On peut être un très grand écrivain et un assez pauvre type...Car on met le meilleur de ce qu'on est dans son oeuvre et on garde le reste pour soi même..
Avec l'amour maternel, la vie vous fait à l'aube une promesse qu'elle ne tient jamais. On est obligé ensuite de manger froid jusqu'à la fin de ses jours. Après cela, chaque fois qu'une femme vous prend dans ses bras et vous serre sur son coeur, ce ne sont plus que des condoléances. On revient toujours gueuler sur la tombe de sa mère comme un chien abandonné.
Maintenant qu'il avait pris la plume, il maitrisait le récit familial, il allait le raconter, le colorier et surtout jongler avec. Et si habilement que personne ne saurait jamais la vérité. Aucun biographe, aucun journaliste fouineur.
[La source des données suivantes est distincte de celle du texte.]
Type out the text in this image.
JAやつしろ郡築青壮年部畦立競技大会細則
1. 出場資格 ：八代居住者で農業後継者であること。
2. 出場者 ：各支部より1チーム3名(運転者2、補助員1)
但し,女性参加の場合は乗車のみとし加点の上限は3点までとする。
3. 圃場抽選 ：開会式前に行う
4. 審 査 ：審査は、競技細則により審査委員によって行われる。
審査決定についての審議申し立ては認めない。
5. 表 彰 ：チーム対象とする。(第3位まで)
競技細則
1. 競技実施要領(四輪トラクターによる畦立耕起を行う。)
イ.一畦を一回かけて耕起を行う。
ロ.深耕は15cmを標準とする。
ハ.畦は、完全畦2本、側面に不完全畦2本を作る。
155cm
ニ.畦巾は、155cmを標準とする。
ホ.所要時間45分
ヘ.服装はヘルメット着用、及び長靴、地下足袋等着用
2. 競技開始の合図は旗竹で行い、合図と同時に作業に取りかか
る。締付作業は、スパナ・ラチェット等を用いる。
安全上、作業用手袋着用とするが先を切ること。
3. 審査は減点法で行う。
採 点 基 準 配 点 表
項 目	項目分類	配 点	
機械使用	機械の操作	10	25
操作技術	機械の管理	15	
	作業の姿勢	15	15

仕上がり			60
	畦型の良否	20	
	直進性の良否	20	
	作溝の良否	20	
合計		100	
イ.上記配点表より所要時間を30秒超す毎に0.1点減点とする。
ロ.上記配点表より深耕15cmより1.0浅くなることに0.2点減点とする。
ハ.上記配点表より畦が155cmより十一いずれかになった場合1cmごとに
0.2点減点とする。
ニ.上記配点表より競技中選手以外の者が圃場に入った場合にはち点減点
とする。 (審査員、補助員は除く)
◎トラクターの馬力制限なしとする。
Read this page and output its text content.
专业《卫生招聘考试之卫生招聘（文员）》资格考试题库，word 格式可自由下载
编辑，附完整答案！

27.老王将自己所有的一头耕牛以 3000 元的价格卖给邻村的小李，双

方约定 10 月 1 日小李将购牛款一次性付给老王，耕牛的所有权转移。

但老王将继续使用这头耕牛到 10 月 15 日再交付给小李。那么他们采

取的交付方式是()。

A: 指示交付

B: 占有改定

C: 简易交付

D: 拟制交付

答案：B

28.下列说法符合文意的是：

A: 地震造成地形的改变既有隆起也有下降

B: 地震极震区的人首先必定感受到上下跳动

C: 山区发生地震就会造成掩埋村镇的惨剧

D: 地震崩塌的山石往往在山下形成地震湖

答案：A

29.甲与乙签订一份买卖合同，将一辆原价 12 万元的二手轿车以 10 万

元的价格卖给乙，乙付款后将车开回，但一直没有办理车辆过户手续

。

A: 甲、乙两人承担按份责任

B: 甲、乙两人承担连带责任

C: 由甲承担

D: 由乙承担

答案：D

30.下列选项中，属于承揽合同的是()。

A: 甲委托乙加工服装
L'écrivain lui même ne s'y retrouverait peut être pas.
Dans Varsovie, circulait alors cette blague : après la guerre l’agence de voyage polonaise Orbis allait organiser des excursions pour Berlin intitulées « à la découverte de vos meubles ». Ils arrivaient toujours à rire. Car l’humour juif est l’arme des humiliés et des sans- défense. C’est un bouclier. Le moyen de garder sa dignité puisqu’on vous a pris tout le reste. Gary l’appellera « karaté spécial d’autodéfense ».
Il traitait la vérité d’une manière particulière. Il ne respectait pas ses principes, préférant en décliner les variantes. Au rythme de son propre manège. Selon les règles du jonglage, car pour lui tout art s’y apparentait.